La reazione di Zelensky

Il presidente ucraino Volodymyr Zelensky, ha parlato di un attacco «deliberato», mentre il ministro degli esteri ucraino Andriy Sybiha ha lanciato un messaggio agli europei: «Il terrore di Putin sta bussando direttamente alle porte dell’Ue e della Nato.
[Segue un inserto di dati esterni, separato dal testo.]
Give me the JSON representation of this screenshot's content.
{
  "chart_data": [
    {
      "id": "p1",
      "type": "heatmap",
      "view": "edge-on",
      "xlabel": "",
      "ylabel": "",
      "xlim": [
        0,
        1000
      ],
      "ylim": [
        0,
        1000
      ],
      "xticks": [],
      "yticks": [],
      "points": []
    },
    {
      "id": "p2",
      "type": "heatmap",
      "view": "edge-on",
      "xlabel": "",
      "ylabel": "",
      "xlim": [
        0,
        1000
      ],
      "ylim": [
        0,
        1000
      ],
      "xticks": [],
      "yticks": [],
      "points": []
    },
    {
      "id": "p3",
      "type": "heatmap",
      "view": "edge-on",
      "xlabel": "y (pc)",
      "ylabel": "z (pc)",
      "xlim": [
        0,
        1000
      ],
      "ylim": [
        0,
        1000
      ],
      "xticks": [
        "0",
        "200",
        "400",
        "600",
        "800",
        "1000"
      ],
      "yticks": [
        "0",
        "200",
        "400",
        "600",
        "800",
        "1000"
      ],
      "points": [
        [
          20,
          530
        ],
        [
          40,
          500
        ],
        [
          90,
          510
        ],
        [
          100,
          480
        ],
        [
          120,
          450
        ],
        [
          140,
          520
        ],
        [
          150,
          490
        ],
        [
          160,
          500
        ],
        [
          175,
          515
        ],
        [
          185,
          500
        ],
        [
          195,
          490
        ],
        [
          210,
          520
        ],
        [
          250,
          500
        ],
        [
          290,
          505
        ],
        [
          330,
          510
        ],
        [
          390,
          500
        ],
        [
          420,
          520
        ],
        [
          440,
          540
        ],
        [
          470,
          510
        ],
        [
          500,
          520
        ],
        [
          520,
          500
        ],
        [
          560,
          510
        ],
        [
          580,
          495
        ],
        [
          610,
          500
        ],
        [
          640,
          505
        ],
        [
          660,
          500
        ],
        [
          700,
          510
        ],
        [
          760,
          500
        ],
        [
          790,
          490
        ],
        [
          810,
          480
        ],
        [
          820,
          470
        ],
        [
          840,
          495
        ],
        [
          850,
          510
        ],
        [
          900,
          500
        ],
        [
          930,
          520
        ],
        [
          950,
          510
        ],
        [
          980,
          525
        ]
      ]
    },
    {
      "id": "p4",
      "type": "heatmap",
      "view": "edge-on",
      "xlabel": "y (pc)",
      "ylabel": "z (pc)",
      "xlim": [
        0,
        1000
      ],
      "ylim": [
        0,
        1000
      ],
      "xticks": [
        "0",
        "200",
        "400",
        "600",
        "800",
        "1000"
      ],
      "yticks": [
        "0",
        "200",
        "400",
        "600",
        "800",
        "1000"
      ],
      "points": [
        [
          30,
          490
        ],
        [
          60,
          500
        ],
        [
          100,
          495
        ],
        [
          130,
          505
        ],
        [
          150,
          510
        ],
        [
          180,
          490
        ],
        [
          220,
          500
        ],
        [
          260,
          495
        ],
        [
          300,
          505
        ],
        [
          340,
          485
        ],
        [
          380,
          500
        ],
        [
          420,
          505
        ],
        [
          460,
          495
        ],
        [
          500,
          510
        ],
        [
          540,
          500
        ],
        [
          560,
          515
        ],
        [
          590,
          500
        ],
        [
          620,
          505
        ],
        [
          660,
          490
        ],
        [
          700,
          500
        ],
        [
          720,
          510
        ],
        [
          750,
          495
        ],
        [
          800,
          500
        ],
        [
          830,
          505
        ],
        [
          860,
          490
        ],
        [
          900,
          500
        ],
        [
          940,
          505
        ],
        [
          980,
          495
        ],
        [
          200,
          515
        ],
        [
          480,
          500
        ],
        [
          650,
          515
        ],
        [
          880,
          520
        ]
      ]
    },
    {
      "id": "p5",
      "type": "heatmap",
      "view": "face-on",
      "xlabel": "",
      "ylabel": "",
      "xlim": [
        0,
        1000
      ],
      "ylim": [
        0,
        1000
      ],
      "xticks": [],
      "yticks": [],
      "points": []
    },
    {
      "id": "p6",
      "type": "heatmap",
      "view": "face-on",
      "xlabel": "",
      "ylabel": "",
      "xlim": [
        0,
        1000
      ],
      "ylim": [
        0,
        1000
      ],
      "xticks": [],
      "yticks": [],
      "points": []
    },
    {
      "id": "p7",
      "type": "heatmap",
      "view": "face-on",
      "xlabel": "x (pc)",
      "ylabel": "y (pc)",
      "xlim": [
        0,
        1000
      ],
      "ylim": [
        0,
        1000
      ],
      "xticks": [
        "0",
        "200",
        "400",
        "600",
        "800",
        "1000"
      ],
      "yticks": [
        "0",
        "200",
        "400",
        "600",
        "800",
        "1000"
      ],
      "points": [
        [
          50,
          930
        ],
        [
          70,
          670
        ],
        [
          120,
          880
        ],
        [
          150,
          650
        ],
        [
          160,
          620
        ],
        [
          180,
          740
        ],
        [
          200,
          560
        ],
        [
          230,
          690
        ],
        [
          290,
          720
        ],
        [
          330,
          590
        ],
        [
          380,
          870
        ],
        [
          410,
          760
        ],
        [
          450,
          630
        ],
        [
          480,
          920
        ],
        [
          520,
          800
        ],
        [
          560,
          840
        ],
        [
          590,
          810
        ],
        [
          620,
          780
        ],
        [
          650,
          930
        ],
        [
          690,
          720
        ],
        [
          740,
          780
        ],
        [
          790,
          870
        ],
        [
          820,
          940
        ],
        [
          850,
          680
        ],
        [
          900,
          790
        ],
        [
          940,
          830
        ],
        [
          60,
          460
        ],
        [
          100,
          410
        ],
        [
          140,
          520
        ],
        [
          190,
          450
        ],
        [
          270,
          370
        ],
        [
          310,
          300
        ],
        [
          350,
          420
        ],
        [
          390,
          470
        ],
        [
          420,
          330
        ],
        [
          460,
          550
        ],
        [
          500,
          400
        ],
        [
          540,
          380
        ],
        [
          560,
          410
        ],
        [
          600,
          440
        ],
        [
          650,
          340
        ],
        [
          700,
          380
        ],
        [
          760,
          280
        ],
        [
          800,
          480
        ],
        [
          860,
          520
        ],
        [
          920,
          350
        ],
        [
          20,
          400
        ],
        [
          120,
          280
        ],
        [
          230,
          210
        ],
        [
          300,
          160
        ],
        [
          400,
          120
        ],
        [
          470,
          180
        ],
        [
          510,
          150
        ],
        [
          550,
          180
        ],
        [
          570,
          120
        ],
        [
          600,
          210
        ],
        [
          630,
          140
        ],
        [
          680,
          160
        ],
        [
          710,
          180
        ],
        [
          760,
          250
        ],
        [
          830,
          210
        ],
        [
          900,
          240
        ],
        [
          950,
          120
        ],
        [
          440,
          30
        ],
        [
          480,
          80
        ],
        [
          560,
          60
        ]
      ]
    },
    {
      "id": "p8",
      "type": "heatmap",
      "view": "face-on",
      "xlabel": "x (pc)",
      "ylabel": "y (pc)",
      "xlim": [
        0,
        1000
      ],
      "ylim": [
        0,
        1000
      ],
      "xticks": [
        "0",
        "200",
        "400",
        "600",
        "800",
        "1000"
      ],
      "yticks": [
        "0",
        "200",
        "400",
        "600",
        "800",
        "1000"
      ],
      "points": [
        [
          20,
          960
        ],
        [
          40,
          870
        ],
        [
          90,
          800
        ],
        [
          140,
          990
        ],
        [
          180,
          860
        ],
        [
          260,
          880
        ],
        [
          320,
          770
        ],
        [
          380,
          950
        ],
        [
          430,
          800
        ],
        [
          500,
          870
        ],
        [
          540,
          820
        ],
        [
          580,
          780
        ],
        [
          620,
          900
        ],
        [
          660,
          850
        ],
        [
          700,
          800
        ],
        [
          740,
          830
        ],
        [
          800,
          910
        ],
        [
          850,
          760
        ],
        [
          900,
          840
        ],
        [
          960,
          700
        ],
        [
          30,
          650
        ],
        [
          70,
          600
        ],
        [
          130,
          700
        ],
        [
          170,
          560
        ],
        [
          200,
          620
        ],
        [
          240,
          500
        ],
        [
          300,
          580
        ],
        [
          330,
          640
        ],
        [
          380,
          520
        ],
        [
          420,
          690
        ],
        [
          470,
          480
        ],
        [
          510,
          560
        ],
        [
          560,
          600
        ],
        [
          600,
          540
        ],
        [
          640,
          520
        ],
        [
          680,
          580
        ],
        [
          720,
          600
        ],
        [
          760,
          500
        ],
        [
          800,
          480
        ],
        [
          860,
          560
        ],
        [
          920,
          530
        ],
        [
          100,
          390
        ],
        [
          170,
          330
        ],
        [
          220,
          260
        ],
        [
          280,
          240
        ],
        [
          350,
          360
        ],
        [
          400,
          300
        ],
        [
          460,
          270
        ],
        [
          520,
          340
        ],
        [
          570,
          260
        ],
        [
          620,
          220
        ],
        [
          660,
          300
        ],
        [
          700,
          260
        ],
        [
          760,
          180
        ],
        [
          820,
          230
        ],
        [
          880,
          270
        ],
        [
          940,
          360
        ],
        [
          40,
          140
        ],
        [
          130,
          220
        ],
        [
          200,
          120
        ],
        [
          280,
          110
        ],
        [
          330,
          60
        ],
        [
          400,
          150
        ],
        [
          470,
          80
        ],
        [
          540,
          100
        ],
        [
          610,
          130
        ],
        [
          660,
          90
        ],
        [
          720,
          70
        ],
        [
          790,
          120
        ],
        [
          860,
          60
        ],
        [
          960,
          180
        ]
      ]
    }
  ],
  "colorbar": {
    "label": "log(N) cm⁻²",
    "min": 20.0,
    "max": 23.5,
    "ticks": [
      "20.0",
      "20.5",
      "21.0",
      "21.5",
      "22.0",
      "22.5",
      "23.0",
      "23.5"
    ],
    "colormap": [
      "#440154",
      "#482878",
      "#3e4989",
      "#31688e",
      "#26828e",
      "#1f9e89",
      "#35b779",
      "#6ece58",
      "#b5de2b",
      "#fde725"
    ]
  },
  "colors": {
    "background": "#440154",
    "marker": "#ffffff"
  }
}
I barbari russi sono già alle vostre porte». Sulla vicenda è intervenuto anche il ministro degli Esteri italiano Antonio Tajani, che ha parlato di «provocazioni contro l’Occidente» e ha ribadito che «non ci facciamo intimidire». Nelle stesse ore gli attacchi russi hanno colpito anche un magazzino agricolo a Pryluky, nella regione di Chernihiv, nel nord dell’Ucraina, causando tre morti e sette feriti mentre sono proseguiti i raid aerei nelle regioni di Kharkiv e Sumy, nel nord-est del paese, dove Mosca ha rivendicato la conquista di tre villaggi nelle ultime 24 ore.